The next chapter examines the use of illegalities and legalities in sex work through McCall’s (2005) ‘intercategorical’ intersectional methodology. The regulatory contours of Vancouver and Melbourne are comprehensively examined from the local to national level, focusing primarily on those frameworks of governance that target sex work and migration. Particularly noteworthy is the finding that the professional knowledges and identities of respondents—in addition to the consequences for their mobility, agency and security—are affected by the regulatory context within which they are situated. For instance, the findings indicate respondents endeavoured to enact licit identities as either law-abiding workers in Melbourne’s legalized system, or quiet citizens in Vancouver’s criminalized industry. Further consideration is afforded to the potential implications of illegality and legality for sex workers whose labour guards against or averts their citizenship.
Chapter 7 examines the professional frameworks utilized by respondents to manage interaction with clients and co-workers in collective workspaces. Though much research demonstrates collective working environments can enhance sex worker safety, Ham seeks to address the often neglected question of how sex workers work collectively. In so doing, two means of understanding the management of relationships in the workplace are identified. First, Ham offers a typology of three contrasting approaches, identifying how respondents construct and experience their co-workers so as to manage their own labour and understand the industry more generally. The ‘protective approach’ captures those who view colleagues and others engaging in sex work as risks that require management, while the ‘professionalism approach’ refers to those who acknowledge that other sex workers can be of value, but who maintain a degree of caution, citing factors such as competition and risk. By contrast, the ‘solidarity approach’ applies to individuals who conceptualize co-workers as allies. Ham continues to identify a second framework to facilitate an understanding of the management of relationships in collective environments. This considers sex workers’ active management and performance of ethnicity, nationality and race within the workplace to optimize income and construct a desired workspace.

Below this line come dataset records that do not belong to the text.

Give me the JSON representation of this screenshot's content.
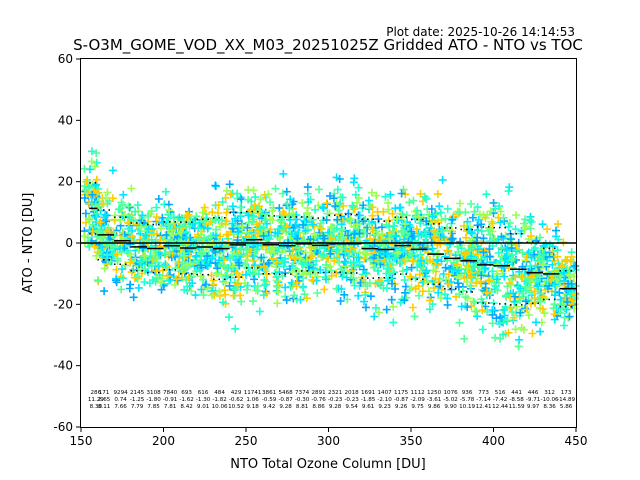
{
  "plot_date": "Plot date: 2025-10-26 14:14:53",
  "chart_data": {
    "type": "scatter",
    "title": "S-O3M_GOME_VOD_XX_M03_20251025Z Gridded ATO - NTO vs TOC",
    "xlabel": "NTO Total Ozone Column [DU]",
    "ylabel": "ATO - NTO [DU]",
    "xlim": [
      150,
      450
    ],
    "ylim": [
      -60,
      60
    ],
    "xticks": [
      150,
      200,
      250,
      300,
      350,
      400,
      450
    ],
    "yticks": [
      -60,
      -40,
      -20,
      0,
      20,
      40,
      60
    ],
    "grid": false,
    "zero_line": 0,
    "scatter_colors": [
      "#00e5ff",
      "#22ffcc",
      "#55ff99",
      "#99ff55",
      "#ffcc00",
      "#00aaff"
    ],
    "bins": [
      {
        "x": 155,
        "count": "286",
        "mean": "11.29",
        "std": "8.30"
      },
      {
        "x": 160,
        "count": "171",
        "mean": "2.65",
        "std": "8.11"
      },
      {
        "x": 170,
        "count": "9294",
        "mean": "0.74",
        "std": "7.66"
      },
      {
        "x": 180,
        "count": "2145",
        "mean": "-1.25",
        "std": "7.79"
      },
      {
        "x": 190,
        "count": "3108",
        "mean": "-1.80",
        "std": "7.85"
      },
      {
        "x": 200,
        "count": "7840",
        "mean": "-0.91",
        "std": "7.81"
      },
      {
        "x": 210,
        "count": "693",
        "mean": "-1.62",
        "std": "8.42"
      },
      {
        "x": 220,
        "count": "616",
        "mean": "-1.30",
        "std": "9.01"
      },
      {
        "x": 230,
        "count": "484",
        "mean": "-1.82",
        "std": "10.06"
      },
      {
        "x": 240,
        "count": "429",
        "mean": "-0.62",
        "std": "10.52"
      },
      {
        "x": 250,
        "count": "11741",
        "mean": "1.06",
        "std": "9.18"
      },
      {
        "x": 260,
        "count": "3861",
        "mean": "-0.59",
        "std": "9.42"
      },
      {
        "x": 270,
        "count": "5468",
        "mean": "-0.87",
        "std": "9.28"
      },
      {
        "x": 280,
        "count": "7374",
        "mean": "-0.30",
        "std": "8.81"
      },
      {
        "x": 290,
        "count": "2891",
        "mean": "-0.76",
        "std": "8.86"
      },
      {
        "x": 300,
        "count": "2321",
        "mean": "-0.23",
        "std": "9.28"
      },
      {
        "x": 310,
        "count": "2018",
        "mean": "-0.23",
        "std": "9.54"
      },
      {
        "x": 320,
        "count": "1691",
        "mean": "-1.85",
        "std": "9.61"
      },
      {
        "x": 330,
        "count": "1407",
        "mean": "-2.10",
        "std": "9.23"
      },
      {
        "x": 340,
        "count": "1175",
        "mean": "-0.87",
        "std": "9.26"
      },
      {
        "x": 350,
        "count": "1112",
        "mean": "-2.09",
        "std": "9.75"
      },
      {
        "x": 360,
        "count": "1250",
        "mean": "-3.61",
        "std": "9.86"
      },
      {
        "x": 370,
        "count": "1076",
        "mean": "-5.02",
        "std": "9.90"
      },
      {
        "x": 380,
        "count": "936",
        "mean": "-5.78",
        "std": "10.19"
      },
      {
        "x": 390,
        "count": "773",
        "mean": "-7.14",
        "std": "12.41"
      },
      {
        "x": 400,
        "count": "516",
        "mean": "-7.42",
        "std": "12.44"
      },
      {
        "x": 410,
        "count": "441",
        "mean": "-8.58",
        "std": "11.59"
      },
      {
        "x": 420,
        "count": "446",
        "mean": "-9.71",
        "std": "9.97"
      },
      {
        "x": 430,
        "count": "312",
        "mean": "-10.06",
        "std": "8.36"
      },
      {
        "x": 440,
        "count": "173",
        "mean": "-14.89",
        "std": "5.86"
      }
    ]
  }
}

The book concludes in Chapter 8, which considers how the governance and regulation of sex work and migration produce and shape professional identities for racialized, migrant and immigrant sex workers. Ham explores how these identities are negotiated through the grounded experiential knowledge shared among sex workers. A subsequent discussion reifies the empirical, practical and theoretical contributions of the book, placing particular emphasis on the need for continued efforts to address the disjuncture between the lived realities of sex work and its social stereotypes. Doing so highlights the applicability of this book to a range of actors including policy-makers, practitioners and academics. Indeed, the contributions of this book offer much to ongoing international debates on the governance and regulation of those who trade sexual services.